Nazionale: segreto bancario nella Costituzione, al via dibattito
(Keystone-ATS) È incominciato da pochi minuti al Consiglio nazionale il dibattito – che dovrebbe durare almeno fino alle 13.00 – sull’iniziativa popolare “Sì alla protezione della sfera privata”.
Quest’ultima chiede di ancorare nella Costituzione federale il segreto bancario. Per il dossier hanno chiesto la parola 46 deputati.
Dopo aver preso atto dei risultati della procedura di consultazione, con 15 voti contro sette e un’astensione la Commissione dell’economia e dei tributi del Nazionale (CET-N) si è detta favorevole a un controprogetto diretto e chiederà la bocciatura dell’iniziativa.
Una minoranza, soprattutto UDC, domanderà l’adozione dell’iniziativa e del controprogetto. Una seconda minoranza composta di ecologisti e socialisti si batterà per la bocciatura sia dell’iniziativa che del controprogetto.
La maggioranza della CET-N persegue a grandi linee lo stesso obiettivo degli autori dell’iniziativa, ovvero fissare nella Costituzione federale le attuali normative in materia di segreto bancario fiscale.

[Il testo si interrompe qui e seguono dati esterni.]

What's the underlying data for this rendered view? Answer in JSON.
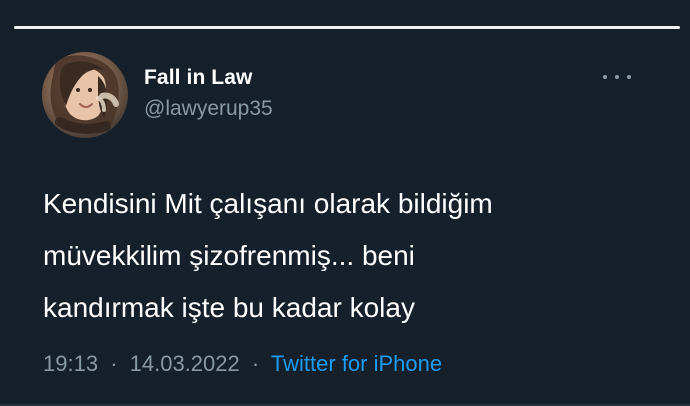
{
  "tweet": {
    "display_name": "Fall in Law",
    "handle": "@lawyerup35",
    "text_lines": [
      "Kendisini Mit çalışanı olarak bildiğim",
      "müvekkilim şizofrenmiş... beni",
      "kandırmak işte bu kadar kolay"
    ],
    "time": "19:13",
    "date": "14.03.2022",
    "source": "Twitter for iPhone",
    "separator": "·"
  },
  "icons": {
    "more": "more-icon"
  },
  "colors": {
    "background": "#15202b",
    "primary_text": "#ffffff",
    "secondary_text": "#8899a6",
    "accent": "#1d9bf0"
  }
}
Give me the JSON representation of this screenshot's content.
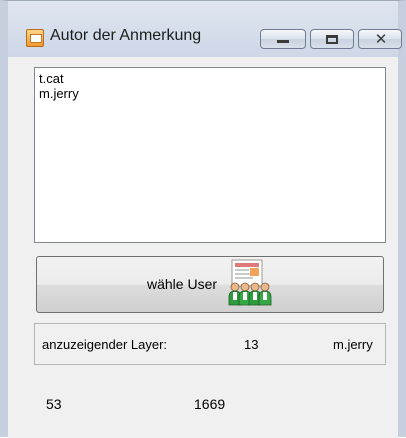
{
  "window": {
    "title": "Autor der Anmerkung",
    "title_icon": "notes-app-icon",
    "controls": {
      "minimize_icon": "minimize-icon",
      "maximize_icon": "maximize-icon",
      "close_glyph": "✕"
    }
  },
  "authors_list": {
    "items": [
      "t.cat",
      "m.jerry"
    ]
  },
  "select_user_button": {
    "label": "wähle User",
    "icon": "users-group-icon"
  },
  "info": {
    "layer_label": "anzuzeigender Layer:",
    "layer_value": "13",
    "current_user": "m.jerry"
  },
  "footer_values": {
    "value_a": "53",
    "value_b": "1669"
  },
  "colors": {
    "titlebar": "#cdd7e6",
    "frame": "#c6cfdd",
    "client": "#f0f0f0",
    "list_background": "#ffffff"
  }
}
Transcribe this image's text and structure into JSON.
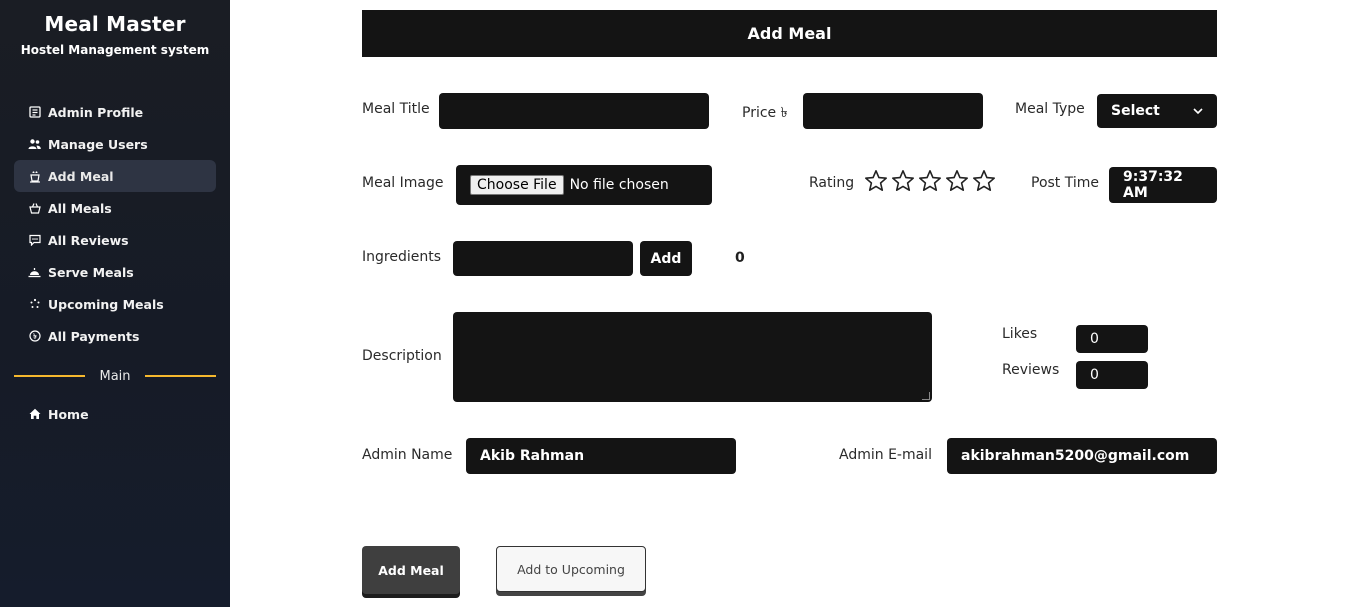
{
  "sidebar": {
    "title": "Meal Master",
    "subtitle": "Hostel Management system",
    "items": [
      {
        "label": "Admin Profile",
        "icon": "profile-icon",
        "active": false
      },
      {
        "label": "Manage Users",
        "icon": "users-icon",
        "active": false
      },
      {
        "label": "Add Meal",
        "icon": "meal-icon",
        "active": true
      },
      {
        "label": "All Meals",
        "icon": "basket-icon",
        "active": false
      },
      {
        "label": "All Reviews",
        "icon": "review-icon",
        "active": false
      },
      {
        "label": "Serve Meals",
        "icon": "serve-icon",
        "active": false
      },
      {
        "label": "Upcoming Meals",
        "icon": "upcoming-icon",
        "active": false
      },
      {
        "label": "All Payments",
        "icon": "payment-icon",
        "active": false
      }
    ],
    "divider_label": "Main",
    "home_label": "Home"
  },
  "form": {
    "header": "Add Meal",
    "meal_title_label": "Meal Title",
    "meal_title_value": "",
    "price_label": "Price ৳",
    "price_value": "",
    "meal_type_label": "Meal Type",
    "meal_type_selected": "Select",
    "meal_image_label": "Meal Image",
    "choose_file_label": "Choose File",
    "file_status": "No file chosen",
    "rating_label": "Rating",
    "rating_value": 0,
    "rating_max": 5,
    "post_time_label": "Post Time",
    "post_time_value": "9:37:32 AM",
    "ingredients_label": "Ingredients",
    "ingredients_value": "",
    "ingredients_add_label": "Add",
    "ingredients_count": "0",
    "description_label": "Description",
    "description_value": "",
    "likes_label": "Likes",
    "likes_value": "0",
    "reviews_label": "Reviews",
    "reviews_value": "0",
    "admin_name_label": "Admin Name",
    "admin_name_value": "Akib Rahman",
    "admin_email_label": "Admin E-mail",
    "admin_email_value": "akibrahman5200@gmail.com"
  },
  "actions": {
    "add_meal_label": "Add Meal",
    "add_upcoming_label": "Add to Upcoming"
  },
  "colors": {
    "sidebar_bg": "#161b26",
    "field_bg": "#141414",
    "divider_accent": "#f5b82e",
    "active_item_bg": "#2e3443"
  }
}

Si tratta principalmente di impedire preventivamente uno scambio automatico di informazioni in materia fiscale in Svizzera, onde preservare il rapporto, giudicato “sano”, di fiducia tra lo Stato e la sua popolazione.
Socialisti e Verdi sosterranno che né l’iniziativa né il controprogetto comportano vantaggi per i contribuenti onesti. Inoltre, le due modifiche costituzionali non si inseriscono in alcun modo nella strategia perseguita dal Consiglio federale per far emergere il denaro non dichiarato.